Ne oldu diye merak ediyorsunuz değil mi? Açıklayayım. Melih'in dayısının oğlu, yani kuzeni bana sosyal medyadan istek gönderdiği için, isteği silip birde üstüne çocuğa DM kutusundan mesaj atıyordu.

"Yahu versene çocuk şu telefonu. Tamam sildin isteği işte yazma mesaj." Diye yakınıyordum. Bir yandan da telefonu almak için onunla cebelleşiyordum.

"Lan bir yerinde dur. Seninle mi uğraşayım. Tek elle mesaj mı yazayım? Allah Allah. Yaa sabır."

En sonda pes ettim ve durdum. İkimiz Tamayların pastahanesine gitmek için yola çıkmıştık. Lakin yürürken sosyal medyaya girdiğimde Melih'te ben farketmeden telefonuma bakıyormuş. Sonra istekler kısmına gelince birden elimden telefonu aldı ve kuzeninin isteğini sildi. Tutturdu benim hesabımdan çocuğa mesaj atacakmış.

"Al işim bitti."

Göz devirip elinden telefonumu alıp mesaj kutusuna girdim. Çocuğa yazdığı mesajla sokakta sesim yankı yapmış olabilirdi. Aniden çığırdım ve adını haykırarak bağırdım.

"Melih!!! ne demek -Sevgilim var. Bana yazma.- ne demek Melih! Sen beni çıldırtmak mı istiyorsun!?"

Aniden bağırınca korkudan yerinde sıçrayıp kulaklarını kapadı ve koşmaya başladı.

"Birşey yok! Birşey yok! Birşey yok! Derin nefes al Beste iyi gelir!"

Kahkahaların arasından hem bana laf yetiştiriyor, hemde sokakta avaz avaz bağırıyorduk birbirimize. Sokaktaki insanlar bize tuhaf baksalarda umurumda değildi. Pastahanenin sokağına koşarak çabucak gelmiştik.

"Ağzına ekmek koyduğumun çocuğu gel buraya! Melih!"

Peşinde koşmaktan ciğerlerim patlayacaktı. O derece hızlı koşuyorduk.

"Siz ikiniz niye koşarak gidiyorsunuz?"

"Hayırdır kızım. Ne bu acele? Beklesenize."

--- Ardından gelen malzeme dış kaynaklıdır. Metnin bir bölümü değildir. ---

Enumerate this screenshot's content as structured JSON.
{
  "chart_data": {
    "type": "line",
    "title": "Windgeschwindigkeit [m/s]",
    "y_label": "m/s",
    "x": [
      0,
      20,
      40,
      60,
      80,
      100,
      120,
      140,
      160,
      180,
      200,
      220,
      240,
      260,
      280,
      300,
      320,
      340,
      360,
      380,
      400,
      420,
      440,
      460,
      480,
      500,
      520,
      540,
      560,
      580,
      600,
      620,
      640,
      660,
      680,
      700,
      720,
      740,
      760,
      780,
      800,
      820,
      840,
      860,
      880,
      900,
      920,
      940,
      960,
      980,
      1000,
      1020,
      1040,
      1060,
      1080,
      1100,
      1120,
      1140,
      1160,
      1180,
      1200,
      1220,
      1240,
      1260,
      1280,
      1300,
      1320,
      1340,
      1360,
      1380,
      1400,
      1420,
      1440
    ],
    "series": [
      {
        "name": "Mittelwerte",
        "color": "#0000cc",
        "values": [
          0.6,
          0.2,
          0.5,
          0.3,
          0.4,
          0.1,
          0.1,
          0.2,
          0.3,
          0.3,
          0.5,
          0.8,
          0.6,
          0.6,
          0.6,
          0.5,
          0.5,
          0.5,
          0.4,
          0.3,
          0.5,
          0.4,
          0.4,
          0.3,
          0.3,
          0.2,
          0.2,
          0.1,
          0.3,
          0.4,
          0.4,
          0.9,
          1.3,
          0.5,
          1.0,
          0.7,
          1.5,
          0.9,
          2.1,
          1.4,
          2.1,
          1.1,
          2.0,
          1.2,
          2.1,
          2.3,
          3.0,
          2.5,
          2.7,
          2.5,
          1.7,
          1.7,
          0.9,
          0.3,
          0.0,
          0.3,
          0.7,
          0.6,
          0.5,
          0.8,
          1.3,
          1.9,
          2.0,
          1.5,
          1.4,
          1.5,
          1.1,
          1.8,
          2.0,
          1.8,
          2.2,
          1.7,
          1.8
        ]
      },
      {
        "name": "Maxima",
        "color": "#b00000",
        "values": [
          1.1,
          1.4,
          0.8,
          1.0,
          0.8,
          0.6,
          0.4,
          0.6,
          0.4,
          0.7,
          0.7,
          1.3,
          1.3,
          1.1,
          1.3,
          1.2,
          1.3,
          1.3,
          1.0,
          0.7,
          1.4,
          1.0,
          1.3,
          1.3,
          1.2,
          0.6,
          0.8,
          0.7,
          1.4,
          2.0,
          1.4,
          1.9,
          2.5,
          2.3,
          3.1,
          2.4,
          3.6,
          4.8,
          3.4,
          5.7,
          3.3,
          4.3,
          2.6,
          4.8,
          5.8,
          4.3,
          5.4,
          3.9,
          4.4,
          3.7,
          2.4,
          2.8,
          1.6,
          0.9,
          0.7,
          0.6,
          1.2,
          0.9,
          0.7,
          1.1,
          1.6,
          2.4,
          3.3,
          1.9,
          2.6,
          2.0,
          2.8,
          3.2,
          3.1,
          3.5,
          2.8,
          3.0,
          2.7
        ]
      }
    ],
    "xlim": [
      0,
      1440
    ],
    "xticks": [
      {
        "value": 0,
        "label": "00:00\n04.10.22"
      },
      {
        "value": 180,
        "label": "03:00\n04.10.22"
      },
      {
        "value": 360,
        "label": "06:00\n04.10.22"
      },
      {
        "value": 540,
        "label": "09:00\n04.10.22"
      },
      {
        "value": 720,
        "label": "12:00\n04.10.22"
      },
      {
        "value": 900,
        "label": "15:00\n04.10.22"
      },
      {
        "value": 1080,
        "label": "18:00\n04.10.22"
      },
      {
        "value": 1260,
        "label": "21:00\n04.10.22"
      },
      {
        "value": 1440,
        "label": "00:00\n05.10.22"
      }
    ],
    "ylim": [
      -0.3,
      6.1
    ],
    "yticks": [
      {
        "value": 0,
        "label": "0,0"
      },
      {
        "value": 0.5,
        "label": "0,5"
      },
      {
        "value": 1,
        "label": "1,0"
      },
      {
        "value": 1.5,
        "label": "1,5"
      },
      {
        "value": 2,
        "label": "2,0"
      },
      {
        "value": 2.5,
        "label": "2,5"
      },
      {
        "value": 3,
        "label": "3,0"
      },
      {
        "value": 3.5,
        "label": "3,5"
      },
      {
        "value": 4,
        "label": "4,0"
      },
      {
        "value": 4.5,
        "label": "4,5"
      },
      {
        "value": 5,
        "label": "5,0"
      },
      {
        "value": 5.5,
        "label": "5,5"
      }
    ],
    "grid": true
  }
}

Arkamdan gelen koşar adımların sesini işittiğimde Gülce ve Pamir olduklarını anladım. Arkamdan bana koşarak seslenmeleri kahkaha atmama sebep olmuştu. Ben Melih'in peşinden koşarken, onlarda benimle beraber  koşuyor olmaları komiğime gitmişti.

"Sonra anlatırım." Dedim gülmelerimin arasından. Dükkana çoktan yaklaşmıştık. Melih yakalanma korkusundan depar atarak dükkana giriş yaptığında, daha büyük adımlar atmaya çalışarak koştum ve ona yetiştim.

Kapıya bodoslama daldığı için kapının arkadasında biri olacağını düşünmemişti herhalde... çünkü kapıyı açıp geri çekilmesi bir olmuştu. Gözlerimi yere indirdiğimde, yerde acılar içinde kıvranan Tamay'ı görüp telaşla yanına gittim. Gülce de arkamdan gelerek birlikte Tamay'ı yerden kaldırdık.

"Allah seni kahretmesin Melih. Kızı yere düşürdün. Çabuk özür dile." Diye azarladım.

"Hiii! Ne yaptım ben? Tamay çok özür dilerim. İyi misin? Ne olur iyiyim de. Ne olur. Bilerek yapmadım. İki gözüm yere düşsün yapmadım." Telaşlı gözlerle ona bakıyor ve kendini affettirmeye çalışıyordu. Tamay ise acıdan gözlerini sıkmış karnını tutuyordu. Hepsi bizim yüzümüzden olmuştu. En az Melih kadar kendimi suçlu hissediyordum. Yüreğim kaldırmıyordu. Birine zarar verince yüreğim hop oturuyor. Hop kalkıyordu.